Double LP Review: The OBN III’s / A Giant Dog

Our contributor Brian Audette has done an amazing job this year of opening our ears and the ears of our readers to some of the more interesting new sounds in punk music. And a lot of it is really good! But there’s just something about old-school, 70s-inspired punk music that resonates with me more than any other kind. Two albums in that vein came out this year from overlapping groups of musicians who are mining their influences for material.

The OBN III’s released their second full-length this year: The OBN III’s. It continues on the garage-punk path that the OBN III’s started down with all their releases last year. It features their fantastic single “No Way to Rock n’ Roll,” which we featured on last year’s Best Austin Songs list and which only continues to get better with repeated listens. It’s a blast of primal punk energy that cops the sounds of their 70s influences while also emerging as a fresh sound through little more than sheer will.

That combination of originality and energy, however, doesn’t always make it through the whole album. On the album’s first few songs, like “You Wanna Bitch,” they mine the same garage revivalism that the Hives did early in the millennium. Some of the other songs range from forgettable (“Self-Hate”) to actively bad (“Nicky the Knife”). But when the OBN IIIs deviate from the 70s garage rock template, they really shine. “Stick and Move” is a mid-tempo, vaguely psych-rock, number whose space allows the band to really explore its groove. “Off the Grid,” though I disagree with its dismissal of technology (I mean, I am a music blogger), is just a really fantastic song. And “Leave Me Alone” draws its power from its muted, barely present, rhythm section and whispered vocal delivery. It’s probably the most intense song on the album precisely because it eschews all the characteristics of the tracks elsewhere.

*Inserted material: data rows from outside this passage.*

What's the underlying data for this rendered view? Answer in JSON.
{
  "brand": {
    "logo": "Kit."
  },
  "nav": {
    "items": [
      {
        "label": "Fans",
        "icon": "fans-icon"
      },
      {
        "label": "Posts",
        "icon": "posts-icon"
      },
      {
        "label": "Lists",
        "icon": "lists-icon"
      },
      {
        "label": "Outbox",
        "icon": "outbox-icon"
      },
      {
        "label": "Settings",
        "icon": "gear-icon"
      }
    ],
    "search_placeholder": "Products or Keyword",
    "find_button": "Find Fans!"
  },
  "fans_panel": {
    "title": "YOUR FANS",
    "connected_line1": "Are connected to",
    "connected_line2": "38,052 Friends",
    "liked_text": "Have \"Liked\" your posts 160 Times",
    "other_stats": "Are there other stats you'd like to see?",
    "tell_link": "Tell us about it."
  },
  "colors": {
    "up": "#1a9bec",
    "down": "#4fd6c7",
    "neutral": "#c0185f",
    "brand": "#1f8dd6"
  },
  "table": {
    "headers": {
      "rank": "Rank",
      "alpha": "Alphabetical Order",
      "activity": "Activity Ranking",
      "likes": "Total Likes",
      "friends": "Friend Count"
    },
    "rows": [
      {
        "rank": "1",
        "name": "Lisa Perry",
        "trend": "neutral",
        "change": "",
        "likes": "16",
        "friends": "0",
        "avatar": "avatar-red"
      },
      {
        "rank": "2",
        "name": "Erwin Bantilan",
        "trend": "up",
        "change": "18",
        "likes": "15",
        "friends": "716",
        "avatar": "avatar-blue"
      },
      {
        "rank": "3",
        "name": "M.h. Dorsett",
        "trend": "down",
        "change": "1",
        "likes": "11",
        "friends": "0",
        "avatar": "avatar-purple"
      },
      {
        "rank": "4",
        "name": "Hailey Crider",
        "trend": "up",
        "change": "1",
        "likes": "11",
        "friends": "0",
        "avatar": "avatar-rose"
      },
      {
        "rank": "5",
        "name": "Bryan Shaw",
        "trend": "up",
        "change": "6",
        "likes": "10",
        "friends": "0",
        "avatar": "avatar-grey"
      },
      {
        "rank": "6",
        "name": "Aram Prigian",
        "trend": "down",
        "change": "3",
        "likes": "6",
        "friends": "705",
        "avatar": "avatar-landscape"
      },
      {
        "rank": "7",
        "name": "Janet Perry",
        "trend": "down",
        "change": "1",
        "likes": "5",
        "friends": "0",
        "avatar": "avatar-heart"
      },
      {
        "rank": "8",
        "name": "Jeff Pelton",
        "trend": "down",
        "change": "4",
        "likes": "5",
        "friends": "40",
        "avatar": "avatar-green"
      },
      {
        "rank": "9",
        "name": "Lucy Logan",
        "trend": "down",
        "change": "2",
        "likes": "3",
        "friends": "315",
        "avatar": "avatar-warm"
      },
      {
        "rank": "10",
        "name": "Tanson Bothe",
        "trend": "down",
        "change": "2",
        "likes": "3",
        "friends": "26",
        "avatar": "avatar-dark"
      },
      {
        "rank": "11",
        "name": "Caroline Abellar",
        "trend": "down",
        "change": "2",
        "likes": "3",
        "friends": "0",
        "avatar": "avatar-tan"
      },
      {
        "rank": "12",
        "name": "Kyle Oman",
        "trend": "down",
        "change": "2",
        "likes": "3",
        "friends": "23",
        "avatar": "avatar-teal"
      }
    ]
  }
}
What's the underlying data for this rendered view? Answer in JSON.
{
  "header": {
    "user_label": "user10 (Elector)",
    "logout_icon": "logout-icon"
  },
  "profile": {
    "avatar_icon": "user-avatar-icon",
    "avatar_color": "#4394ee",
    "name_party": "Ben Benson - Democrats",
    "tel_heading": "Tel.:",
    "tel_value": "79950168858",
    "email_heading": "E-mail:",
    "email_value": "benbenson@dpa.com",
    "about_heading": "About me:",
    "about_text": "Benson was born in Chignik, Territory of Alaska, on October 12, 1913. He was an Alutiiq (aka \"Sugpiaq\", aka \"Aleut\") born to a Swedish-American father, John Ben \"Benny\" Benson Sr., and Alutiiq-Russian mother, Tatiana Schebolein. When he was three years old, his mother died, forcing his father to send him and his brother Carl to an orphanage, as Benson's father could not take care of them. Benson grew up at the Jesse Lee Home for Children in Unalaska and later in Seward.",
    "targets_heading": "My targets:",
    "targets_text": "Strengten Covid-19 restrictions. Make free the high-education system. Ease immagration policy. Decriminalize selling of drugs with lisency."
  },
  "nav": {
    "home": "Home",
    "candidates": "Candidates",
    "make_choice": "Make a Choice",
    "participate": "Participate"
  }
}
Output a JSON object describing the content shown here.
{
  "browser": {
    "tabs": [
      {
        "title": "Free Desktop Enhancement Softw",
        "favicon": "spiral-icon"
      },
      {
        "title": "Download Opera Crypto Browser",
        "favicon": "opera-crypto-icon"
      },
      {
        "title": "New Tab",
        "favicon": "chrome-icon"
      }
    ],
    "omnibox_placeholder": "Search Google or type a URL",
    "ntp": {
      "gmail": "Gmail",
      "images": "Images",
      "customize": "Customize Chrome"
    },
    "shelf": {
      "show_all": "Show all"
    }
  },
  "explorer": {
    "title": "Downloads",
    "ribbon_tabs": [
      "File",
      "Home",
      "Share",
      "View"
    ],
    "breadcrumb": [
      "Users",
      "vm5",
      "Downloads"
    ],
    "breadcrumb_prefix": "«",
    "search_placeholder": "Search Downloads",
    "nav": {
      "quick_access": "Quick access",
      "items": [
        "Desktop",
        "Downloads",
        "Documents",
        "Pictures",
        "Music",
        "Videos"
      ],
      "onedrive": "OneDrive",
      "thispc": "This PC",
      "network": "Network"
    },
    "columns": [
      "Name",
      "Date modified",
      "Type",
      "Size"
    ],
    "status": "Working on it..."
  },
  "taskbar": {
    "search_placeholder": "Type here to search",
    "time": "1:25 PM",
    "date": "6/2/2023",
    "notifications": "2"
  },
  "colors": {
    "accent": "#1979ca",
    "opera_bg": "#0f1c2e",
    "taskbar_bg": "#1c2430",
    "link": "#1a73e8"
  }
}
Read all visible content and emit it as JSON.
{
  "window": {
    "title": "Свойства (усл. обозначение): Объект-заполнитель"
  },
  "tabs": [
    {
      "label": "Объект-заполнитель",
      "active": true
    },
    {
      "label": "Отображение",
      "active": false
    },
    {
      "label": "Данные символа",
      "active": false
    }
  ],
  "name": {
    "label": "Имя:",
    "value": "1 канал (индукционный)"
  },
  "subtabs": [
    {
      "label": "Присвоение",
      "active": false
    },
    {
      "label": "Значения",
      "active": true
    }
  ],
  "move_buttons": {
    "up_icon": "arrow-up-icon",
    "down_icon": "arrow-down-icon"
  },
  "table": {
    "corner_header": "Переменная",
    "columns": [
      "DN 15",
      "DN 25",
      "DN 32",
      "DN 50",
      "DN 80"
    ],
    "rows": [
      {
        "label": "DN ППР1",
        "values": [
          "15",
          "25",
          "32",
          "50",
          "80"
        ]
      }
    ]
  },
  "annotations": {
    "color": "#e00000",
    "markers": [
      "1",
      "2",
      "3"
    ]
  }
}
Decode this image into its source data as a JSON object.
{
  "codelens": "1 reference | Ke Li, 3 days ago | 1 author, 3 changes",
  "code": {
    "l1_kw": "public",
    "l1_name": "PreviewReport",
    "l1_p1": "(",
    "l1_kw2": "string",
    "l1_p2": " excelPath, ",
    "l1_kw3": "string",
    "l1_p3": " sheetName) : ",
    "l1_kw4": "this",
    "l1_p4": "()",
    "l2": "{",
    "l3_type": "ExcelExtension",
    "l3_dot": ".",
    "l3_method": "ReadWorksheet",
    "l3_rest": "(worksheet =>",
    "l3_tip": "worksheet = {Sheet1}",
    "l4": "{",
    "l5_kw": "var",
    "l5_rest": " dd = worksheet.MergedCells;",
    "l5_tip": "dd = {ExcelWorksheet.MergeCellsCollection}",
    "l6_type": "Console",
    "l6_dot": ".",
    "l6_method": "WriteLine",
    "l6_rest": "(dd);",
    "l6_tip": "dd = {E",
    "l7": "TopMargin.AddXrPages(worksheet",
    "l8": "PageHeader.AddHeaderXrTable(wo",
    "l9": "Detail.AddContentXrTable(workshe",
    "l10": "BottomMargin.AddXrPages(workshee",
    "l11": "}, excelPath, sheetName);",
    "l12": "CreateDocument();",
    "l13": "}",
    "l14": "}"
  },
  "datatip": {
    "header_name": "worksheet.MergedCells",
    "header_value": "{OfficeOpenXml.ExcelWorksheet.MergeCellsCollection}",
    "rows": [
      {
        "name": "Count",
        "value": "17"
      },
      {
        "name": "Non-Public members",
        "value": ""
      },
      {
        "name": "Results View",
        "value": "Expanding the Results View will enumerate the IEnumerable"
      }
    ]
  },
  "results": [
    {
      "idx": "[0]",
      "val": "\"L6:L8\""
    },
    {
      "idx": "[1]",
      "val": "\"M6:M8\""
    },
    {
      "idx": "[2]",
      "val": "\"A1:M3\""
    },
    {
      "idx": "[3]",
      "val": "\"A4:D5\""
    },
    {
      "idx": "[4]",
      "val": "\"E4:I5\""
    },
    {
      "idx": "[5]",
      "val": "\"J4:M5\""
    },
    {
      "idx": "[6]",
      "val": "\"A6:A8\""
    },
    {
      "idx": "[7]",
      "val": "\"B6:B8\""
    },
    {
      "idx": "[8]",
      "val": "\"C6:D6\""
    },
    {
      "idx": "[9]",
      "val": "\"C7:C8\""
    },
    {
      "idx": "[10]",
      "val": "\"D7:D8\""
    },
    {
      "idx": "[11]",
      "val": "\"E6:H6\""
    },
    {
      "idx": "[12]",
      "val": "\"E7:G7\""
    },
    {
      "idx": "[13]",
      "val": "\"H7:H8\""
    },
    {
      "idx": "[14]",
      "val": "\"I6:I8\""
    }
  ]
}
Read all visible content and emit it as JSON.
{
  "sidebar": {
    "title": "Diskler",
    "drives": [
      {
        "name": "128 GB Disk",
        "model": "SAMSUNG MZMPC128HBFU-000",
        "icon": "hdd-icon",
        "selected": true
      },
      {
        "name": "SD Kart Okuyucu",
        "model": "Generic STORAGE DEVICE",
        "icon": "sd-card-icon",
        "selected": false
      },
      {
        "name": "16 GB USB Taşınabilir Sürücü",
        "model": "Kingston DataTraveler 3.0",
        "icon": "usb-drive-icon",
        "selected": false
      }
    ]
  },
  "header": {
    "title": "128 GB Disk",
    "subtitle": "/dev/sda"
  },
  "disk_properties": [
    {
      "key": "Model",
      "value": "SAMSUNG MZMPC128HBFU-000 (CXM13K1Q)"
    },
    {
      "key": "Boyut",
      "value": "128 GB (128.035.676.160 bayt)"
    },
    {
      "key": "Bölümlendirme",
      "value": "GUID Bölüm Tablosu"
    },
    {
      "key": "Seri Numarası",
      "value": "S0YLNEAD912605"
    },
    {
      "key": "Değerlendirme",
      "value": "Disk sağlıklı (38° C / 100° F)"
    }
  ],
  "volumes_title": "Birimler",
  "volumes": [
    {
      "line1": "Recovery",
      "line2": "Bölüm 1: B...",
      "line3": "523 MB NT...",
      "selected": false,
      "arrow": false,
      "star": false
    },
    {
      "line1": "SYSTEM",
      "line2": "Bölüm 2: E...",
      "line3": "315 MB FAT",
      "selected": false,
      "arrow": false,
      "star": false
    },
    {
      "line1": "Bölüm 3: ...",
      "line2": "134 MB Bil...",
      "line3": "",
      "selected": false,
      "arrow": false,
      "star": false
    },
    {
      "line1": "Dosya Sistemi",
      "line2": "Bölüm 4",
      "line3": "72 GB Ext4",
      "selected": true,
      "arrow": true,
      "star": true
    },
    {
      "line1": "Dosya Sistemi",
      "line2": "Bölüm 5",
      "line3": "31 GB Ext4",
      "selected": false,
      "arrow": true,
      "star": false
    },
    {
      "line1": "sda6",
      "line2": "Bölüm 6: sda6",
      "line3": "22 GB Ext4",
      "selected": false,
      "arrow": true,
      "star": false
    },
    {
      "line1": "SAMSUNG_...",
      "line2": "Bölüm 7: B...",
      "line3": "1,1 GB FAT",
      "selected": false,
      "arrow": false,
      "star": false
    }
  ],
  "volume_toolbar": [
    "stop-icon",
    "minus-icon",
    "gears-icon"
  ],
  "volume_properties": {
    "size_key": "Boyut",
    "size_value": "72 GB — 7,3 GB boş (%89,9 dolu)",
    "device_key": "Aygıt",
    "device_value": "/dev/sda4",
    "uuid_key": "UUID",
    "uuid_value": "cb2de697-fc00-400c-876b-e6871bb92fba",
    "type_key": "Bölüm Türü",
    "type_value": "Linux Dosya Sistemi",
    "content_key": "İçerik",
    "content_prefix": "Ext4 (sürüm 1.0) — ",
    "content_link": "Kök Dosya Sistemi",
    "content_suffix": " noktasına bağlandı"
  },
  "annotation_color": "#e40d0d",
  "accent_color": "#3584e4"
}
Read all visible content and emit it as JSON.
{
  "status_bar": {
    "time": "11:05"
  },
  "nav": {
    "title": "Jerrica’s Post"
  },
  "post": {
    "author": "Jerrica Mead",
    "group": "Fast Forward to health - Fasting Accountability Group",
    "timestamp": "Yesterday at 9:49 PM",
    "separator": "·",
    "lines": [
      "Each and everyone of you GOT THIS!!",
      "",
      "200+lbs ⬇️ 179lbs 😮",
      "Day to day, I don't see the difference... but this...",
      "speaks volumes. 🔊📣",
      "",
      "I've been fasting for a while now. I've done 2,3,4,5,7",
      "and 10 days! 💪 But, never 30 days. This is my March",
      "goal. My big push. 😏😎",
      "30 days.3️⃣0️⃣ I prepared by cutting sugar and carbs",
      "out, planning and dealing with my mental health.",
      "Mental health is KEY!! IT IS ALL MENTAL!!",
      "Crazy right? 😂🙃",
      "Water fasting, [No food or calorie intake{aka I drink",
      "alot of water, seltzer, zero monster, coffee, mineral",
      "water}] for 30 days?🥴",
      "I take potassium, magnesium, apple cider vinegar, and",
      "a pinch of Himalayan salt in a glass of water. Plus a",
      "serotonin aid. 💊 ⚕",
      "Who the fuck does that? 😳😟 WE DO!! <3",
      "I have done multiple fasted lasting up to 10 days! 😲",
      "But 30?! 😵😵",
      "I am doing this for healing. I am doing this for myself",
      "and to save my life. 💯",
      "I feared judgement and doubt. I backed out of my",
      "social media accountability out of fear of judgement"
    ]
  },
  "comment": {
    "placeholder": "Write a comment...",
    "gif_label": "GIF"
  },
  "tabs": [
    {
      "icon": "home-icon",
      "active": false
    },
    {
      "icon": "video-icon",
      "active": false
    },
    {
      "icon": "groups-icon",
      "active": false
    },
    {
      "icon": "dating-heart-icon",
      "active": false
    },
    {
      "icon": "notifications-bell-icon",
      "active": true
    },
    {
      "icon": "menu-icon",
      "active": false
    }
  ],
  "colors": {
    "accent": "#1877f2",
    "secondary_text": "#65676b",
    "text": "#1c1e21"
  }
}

The OBN IIIs shows an energetic, talented band wrestling with its influences, and sometimes coming out on top.

Earlier this year, A Giant Dog released a similar-sounding album called Fight. That it sounds so similar to The OBN IIIs shouldn’t be surprising considering that three of the members of each group are the same. And yet Fight sounds so much more engaging and original.

Partially, this is due to the presence of vocalist Sabrina Ellis, whose band Bobby Jealousy we already raved about earlier this year. Ellis and Andrew Cashen combine on lead vocals, often shouting the melodies in unison (like the very X sounding “Saturday”), but sometimes using their abilities to throw in some subtle harmony lines (like on the fantastic album opener “Anyway”).

Overall, though, the songs are just flat-out good. Over half of the album’s 15 tracks clock in at under two minutes, but they never feel like song fragments. Songs like “Cowboy,” “Strange,” and “Too Metal” pack in more ideas into those short durations than most songs contain in twice as much time. Even when they stretch out on a song like “Chatterteeth” (a luxurious 2 minutes, 46 seconds), their energy and songwriting ability means they’re able to maintain a ridiculously awesome time throughout.

A Giant Dog is making garage punk that draws from the past, but is entirely their own, and even when the album drags a bit more in the back half it still sounds interesting enough to stick with it. You can buy both records at Tic Tac Totally Records’ website.